Show Me the Story! – Writing Tips

Show don’t tell.

There are things in life that need to be chewed on for some time before the light bulb comes on and we enter the realm of understanding. Showing and not telling is one of the things that took a while for me to understand. Since the light bulb has come on, my writing has not been the same.

But what does this mean? Let me give you an example.

“Charlie was furious”.

This is a line you might come across in your own writing, or at least phrases like this. These phrases describe a scene, but fall unequivocally short of painting what is happening inside the character. This tells what has happened – Charlie was furious. This does not allow us to get to know the character to advance the story. Albeit, it might be a justifiable fury, but in the end if falls short to enrapture the reader in the tale you are in the process of spinning.

So, how do you show something without telling it? Glad you asked. Let’s revisit Charlie in the “furious” scene.

Charlie ran as fast as he could after Harry, but the older boy was much faster and was soon out of sight, cackling as he sprinted over the hill. Charlie punched his fist. He roared and raged kicking the dirt and screamed obscenities which echoed across the green glen.

Here, we are not sure what happened to evoke such anger, but the action is what pulls us in. The action of punching, screaming, kicking, and the echoing obscenities. Whatever it was, it made Charlie furious. But I didn’t say that now did I?

I hope you found this brief tip and example helpful.

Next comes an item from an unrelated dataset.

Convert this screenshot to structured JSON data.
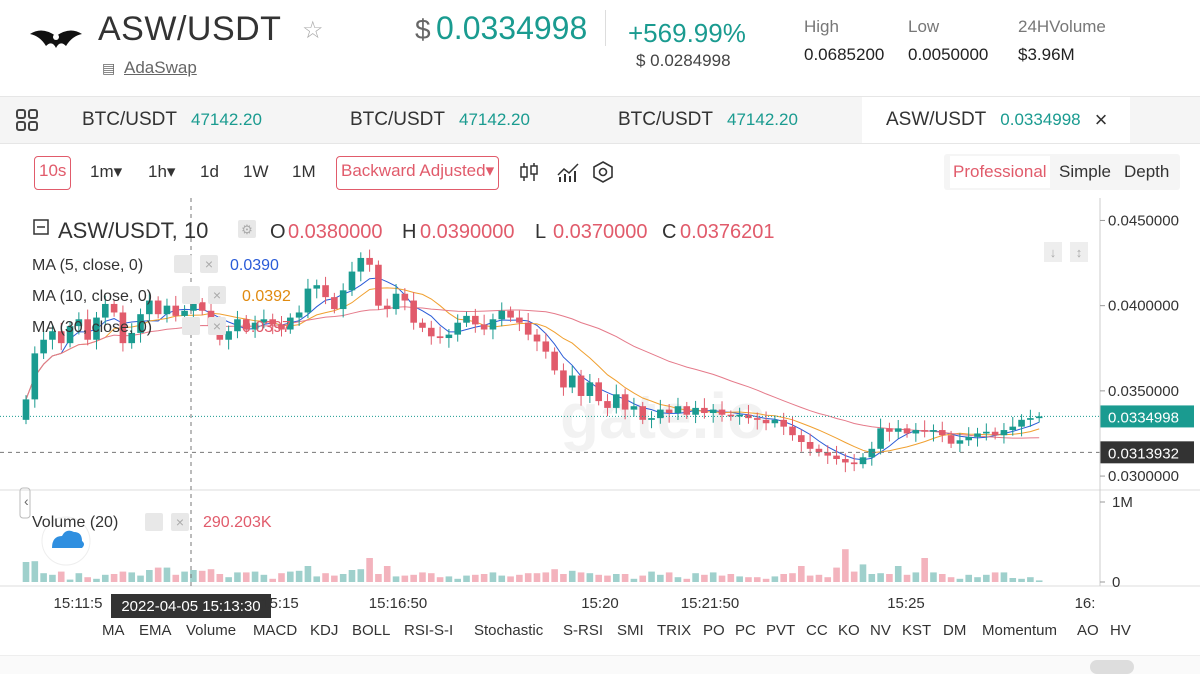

I also hope you have time to enter your writer’s world this weekend.

Keep writing my friends.

3 thoughts on “Show Me the Story! – Writing Tips

  1. Pingback: Use Dialogue to Advance Your Plot « Part-Time Novel

  2. Your revision definitely pulls me into the story.
    What do you think about “show AND tell”? Often in novels I’ve noticed how the author tells a bit in order to save pages of a less-than-important plot–telling that time passed and where the next action is headed.
    But like always–keep the telling short.

    1. Daniel, sorry for the delay in getting back with you.

      You know, I have heard it both ways. Authors often have a paragraph about recap or what happen in the past chapter but I have reviewed a few books and the modern novel gets right to the showing for sure. But I tend to see what is trending in books currenrly and write that way. It sounds like selling out but I am trying to tell a story and I want people to want to read it. Thus I have to succumb to the modern form: Abbreviated and Show-y.